His horse was so good and true, that earlier than he had hoped, he was
approaching Pendleton. The moon was up now, and every foot of the ground
was familiar. He crossed brooks in which he and Harry Kenton and other
boys of his age had waded--but he had never seen them so low before--
and he marked the tree in which he had shot his first squirrel.
It had not been so many months since he had been in Pendleton, and yet it
seemed years and years. Three great battles in which seventy or eighty
thousand men had fallen were enough to make anybody older.
Dick paused on the crest of a little hill and looked toward the place
where his mother's house stood. He had come just in this way in the
winter, and he looked forward to another meeting as happy. The moonlight
was very clear now and he saw no smoke rising from the chimneys, but this
was summer, and of course they would not have a fire burning at such an
hour.
He rode on a little further and paused again at the crest of another
hill.
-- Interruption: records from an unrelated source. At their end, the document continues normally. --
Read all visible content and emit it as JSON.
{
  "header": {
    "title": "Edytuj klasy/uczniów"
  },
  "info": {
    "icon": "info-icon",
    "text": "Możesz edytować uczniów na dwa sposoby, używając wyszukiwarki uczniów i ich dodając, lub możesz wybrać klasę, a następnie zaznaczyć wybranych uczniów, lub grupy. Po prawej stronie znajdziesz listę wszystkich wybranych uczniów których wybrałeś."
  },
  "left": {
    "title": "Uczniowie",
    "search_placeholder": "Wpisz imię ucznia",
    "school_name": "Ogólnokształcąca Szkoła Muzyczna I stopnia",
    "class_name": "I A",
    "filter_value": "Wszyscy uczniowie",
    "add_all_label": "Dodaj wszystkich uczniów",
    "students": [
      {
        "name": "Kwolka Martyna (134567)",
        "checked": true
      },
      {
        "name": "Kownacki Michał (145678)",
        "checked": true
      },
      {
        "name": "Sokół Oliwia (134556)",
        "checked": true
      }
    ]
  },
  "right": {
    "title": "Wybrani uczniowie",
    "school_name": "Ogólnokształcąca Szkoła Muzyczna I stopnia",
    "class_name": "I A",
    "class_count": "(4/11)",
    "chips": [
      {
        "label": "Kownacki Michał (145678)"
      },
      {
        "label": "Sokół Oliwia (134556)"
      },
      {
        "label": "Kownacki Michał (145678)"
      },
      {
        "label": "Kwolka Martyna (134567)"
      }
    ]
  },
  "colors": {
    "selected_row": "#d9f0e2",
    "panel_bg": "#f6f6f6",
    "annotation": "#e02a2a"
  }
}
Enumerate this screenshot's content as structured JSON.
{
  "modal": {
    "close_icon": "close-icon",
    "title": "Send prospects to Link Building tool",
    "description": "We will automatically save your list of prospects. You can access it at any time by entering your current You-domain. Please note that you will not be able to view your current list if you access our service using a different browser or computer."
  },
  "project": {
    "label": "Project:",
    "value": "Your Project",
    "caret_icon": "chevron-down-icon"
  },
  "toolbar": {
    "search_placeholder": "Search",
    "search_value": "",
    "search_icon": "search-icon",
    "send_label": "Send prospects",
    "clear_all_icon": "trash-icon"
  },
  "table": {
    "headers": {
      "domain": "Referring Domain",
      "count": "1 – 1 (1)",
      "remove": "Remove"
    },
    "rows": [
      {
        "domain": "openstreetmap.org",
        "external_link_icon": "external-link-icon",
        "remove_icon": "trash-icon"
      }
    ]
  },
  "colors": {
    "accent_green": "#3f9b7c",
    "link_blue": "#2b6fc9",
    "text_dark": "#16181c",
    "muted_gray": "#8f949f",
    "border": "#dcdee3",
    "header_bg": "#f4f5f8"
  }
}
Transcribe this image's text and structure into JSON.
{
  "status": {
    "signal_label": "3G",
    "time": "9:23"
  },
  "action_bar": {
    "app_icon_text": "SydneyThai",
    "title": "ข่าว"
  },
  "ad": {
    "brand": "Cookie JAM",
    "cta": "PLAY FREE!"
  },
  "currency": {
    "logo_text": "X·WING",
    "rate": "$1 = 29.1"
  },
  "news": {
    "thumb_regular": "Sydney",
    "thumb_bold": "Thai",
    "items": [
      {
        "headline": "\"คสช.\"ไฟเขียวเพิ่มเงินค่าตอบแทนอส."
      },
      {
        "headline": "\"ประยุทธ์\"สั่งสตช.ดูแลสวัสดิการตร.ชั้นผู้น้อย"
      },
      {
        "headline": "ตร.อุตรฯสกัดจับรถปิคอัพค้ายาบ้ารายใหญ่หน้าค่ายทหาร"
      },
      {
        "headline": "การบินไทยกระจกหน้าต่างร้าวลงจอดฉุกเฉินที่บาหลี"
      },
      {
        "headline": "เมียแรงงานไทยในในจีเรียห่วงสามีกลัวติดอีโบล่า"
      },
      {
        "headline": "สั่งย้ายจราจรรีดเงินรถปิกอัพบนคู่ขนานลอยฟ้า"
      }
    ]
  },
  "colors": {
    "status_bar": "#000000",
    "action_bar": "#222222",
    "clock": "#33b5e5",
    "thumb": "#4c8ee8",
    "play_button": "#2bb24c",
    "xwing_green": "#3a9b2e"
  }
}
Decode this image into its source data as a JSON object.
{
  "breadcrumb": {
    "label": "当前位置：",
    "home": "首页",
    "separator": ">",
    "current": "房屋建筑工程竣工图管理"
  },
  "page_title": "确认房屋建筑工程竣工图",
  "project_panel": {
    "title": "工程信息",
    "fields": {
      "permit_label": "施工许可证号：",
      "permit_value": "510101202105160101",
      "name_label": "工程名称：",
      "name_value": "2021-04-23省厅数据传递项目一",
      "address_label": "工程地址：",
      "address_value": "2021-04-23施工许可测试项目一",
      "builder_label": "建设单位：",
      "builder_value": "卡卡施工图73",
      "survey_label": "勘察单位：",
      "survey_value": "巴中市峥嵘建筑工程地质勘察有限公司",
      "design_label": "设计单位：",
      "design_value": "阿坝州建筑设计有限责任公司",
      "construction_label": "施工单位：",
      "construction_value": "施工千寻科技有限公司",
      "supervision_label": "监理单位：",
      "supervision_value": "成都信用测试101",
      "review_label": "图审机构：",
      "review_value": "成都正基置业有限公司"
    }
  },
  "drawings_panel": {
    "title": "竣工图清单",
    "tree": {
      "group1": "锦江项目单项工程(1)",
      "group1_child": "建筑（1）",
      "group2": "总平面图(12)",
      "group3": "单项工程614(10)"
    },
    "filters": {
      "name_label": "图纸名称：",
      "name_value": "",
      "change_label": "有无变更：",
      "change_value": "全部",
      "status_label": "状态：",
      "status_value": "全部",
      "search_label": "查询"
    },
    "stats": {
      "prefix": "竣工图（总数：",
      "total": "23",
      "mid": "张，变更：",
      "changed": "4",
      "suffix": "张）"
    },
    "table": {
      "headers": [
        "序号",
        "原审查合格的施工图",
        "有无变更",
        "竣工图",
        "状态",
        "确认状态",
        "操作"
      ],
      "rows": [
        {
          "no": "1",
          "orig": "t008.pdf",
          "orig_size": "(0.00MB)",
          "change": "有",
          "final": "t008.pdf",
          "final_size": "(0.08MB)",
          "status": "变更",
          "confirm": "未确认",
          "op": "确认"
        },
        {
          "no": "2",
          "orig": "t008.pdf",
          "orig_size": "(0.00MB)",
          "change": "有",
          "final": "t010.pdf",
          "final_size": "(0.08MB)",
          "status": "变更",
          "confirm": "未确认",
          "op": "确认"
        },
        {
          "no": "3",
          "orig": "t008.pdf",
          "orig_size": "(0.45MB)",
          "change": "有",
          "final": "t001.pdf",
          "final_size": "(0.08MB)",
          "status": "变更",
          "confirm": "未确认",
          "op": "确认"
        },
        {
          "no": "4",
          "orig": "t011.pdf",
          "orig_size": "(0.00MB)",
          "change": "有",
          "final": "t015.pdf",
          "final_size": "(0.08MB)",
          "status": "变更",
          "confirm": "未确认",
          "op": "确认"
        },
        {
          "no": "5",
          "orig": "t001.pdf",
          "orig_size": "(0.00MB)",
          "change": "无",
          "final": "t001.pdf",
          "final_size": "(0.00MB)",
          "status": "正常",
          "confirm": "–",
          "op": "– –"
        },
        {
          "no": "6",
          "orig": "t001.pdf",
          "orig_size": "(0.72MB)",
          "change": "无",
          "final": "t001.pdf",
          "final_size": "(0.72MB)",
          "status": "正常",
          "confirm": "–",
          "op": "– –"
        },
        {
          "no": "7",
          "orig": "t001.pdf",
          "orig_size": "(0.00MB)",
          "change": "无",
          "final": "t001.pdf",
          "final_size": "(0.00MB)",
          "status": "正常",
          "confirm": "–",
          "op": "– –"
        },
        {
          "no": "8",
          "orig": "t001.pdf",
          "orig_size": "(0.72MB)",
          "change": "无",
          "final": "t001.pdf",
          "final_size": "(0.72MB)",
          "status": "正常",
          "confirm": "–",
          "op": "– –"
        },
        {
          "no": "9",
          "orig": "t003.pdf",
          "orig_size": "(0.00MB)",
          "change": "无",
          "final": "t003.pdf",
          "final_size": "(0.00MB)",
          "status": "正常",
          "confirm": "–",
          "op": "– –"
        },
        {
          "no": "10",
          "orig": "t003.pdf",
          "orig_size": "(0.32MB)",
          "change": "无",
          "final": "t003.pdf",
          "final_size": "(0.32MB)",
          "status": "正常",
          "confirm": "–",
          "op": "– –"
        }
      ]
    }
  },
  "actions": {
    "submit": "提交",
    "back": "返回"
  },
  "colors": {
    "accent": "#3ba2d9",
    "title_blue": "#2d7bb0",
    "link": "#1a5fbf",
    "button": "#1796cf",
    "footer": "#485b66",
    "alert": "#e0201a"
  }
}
His view of Pendleton here was still better. He could see more
roofs, and walls, but he noticed that no smoke rose from any house.
Pendleton lay very still in its hollow. On the far side he saw the white
walls of Colonel Kenton's house shining in the moonlight. Something
leaped in his brain. He seemed to have been looking upon such white
walls only yesterday, white walls that stood out in a fiery haze, white
walls that he could never forget though he lived to be a hundred.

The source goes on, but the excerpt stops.